How the candidates who skipped Iowa are faring in New Hampshire

Both Clark and Lieberman are hoping for a bump, which Clark is getting, though there are risks with the strategy.

Back in his trademark blue suit, red tie, and duck boots, Gen. Wesley Clark doesn't look much like a chess grandmaster.

But as he strides into a packed hall here at the Franklin Pierce Law Center, it's clear this military strategist is riding a wave of momentum, thanks in part to a risky move: opting out of the Iowa caucuses, the first official contest in the nation's now frontloaded and frenzied presidential nominating process.

While most of the major Democratic presidential candidates and national media are focused on the final weekend blitz from Waterloo to Cedar Rapids, General Clark and Sen. Joseph Lieberman of Connecticut have New Hampshire pretty much all to themselves.

For both it was a strategic decision determined by how best to spend limited resources. Mr. Lieberman, with his conservative-centrist stances, was also not a good fit with Iowa's more liberal caucusgoers. Clark, who entered the race only in September, felt that he would have needed to start much earlier in Iowa to be a credible candidate.

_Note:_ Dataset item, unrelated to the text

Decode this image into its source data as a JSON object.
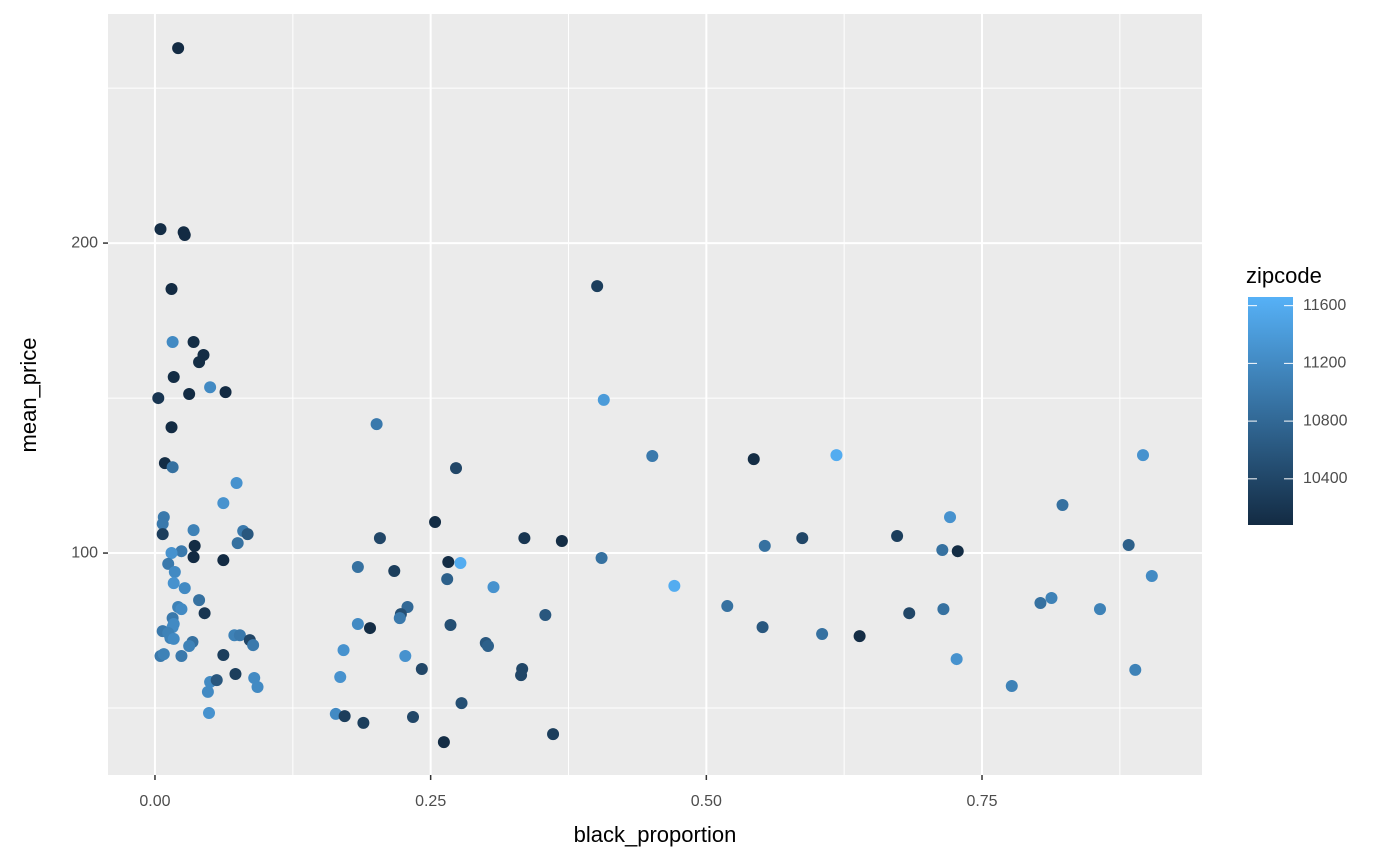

Yet their decisions provide a lesson in the quirky dynamics of the presidential nominating process. Skipping Iowa amounts to a calculated risk that could catapult one of them to the front of the pack, or end their candidacies for good.

In 2000, for instance, Arizona Senator John McCain skipped the Iowa caucuses, and stunned the Republican establishment by beating George W. Bush by 19 points in New Hampshire. Bush then went on to trounce him in the South.

"It does say something that the two candidates believed they had little to lose by skipping Iowa, but they also may pay a price for it," says Larry Sabato, a political analyst at the University of Virginia in Charlottesville. "Iowa is now where all the energy is and skipping it could deprive Clark, in particular, of the oxygen he needs to sustain [his momentum.]"

THERE are other risks as well. Iowa is an important swing state, and Iowans are famously proud of their first-in-the-nation status. Skipping it could come back to bite a candidate in the general election. And then there's the perception game. This is a year Democrats are looking first and foremost for a candidate who can beat George Bush. If someone is perceived as so weak that he can't compete in Iowa, that could undermine his credibility in the later primaries.

And finally, there's the much-vaunted Iowa "big mo" - momentum. A candidate who does surprisingly well in Iowa can jump into the New Hampshire race and upend all of the best laid plans. That's, in fact, what Sen. John Kerry of Massachusetts is hoping for. His once-commanding lead in New Hampshire disappeared long ago, and he's running a mediocre third. So he's been focusing more on Iowa.

"Kerry's got to beat the expectations game in Iowa in order to do well here," says Jennifer Donahue of the New Hampshire Institute of Politics at Saint Anselm College in Manchester.

But many people in New Hampshire scoff at the informal caucus process as a mere warm-up for their "real" first-in-the-nation primary.

They note pointedly that even though the caucuses have been going on for almost 150 years, they only gained national recognition in the 1970s, when the press started paying attention to them.

People in New Hampshire like activist Bob Shaine, a veteran of 15 presidential primaries, note that New Hampshire is a "true primary, a secret ballot sanctioned by the state" unlike the caucuses which are controlled by the party. Mr. Shaine had been urging his candidate, Joe Lieberman, to forget Iowa for months before he formally opted out in October.

"I wish he'd done it sooner, just from a very pragmatic perspective," says Shaine, standing quietly at the back of a packed house party for Mr. Lieberman outside Manchester this week. "It didn't make any sense to campaign against Gephardt and Dean. Dean has been practically living out there ... for the past two years, and that's Gephardt's natural country."

Shaine, in a green plaid shirt and black-and-white herringbone sports jacket, says Lieberman's money is better spent here, where a surprise come from behind could give the former vice-presidential candidate a springboard to the next primaries. And while Lieberman is still hoping for a surprise, he is languishing in the single digits in the polls here.

So far, Clark has emerged as the biggest beneficiary of this "opting out" strategy. In the past week, he's steadily gained in the polls.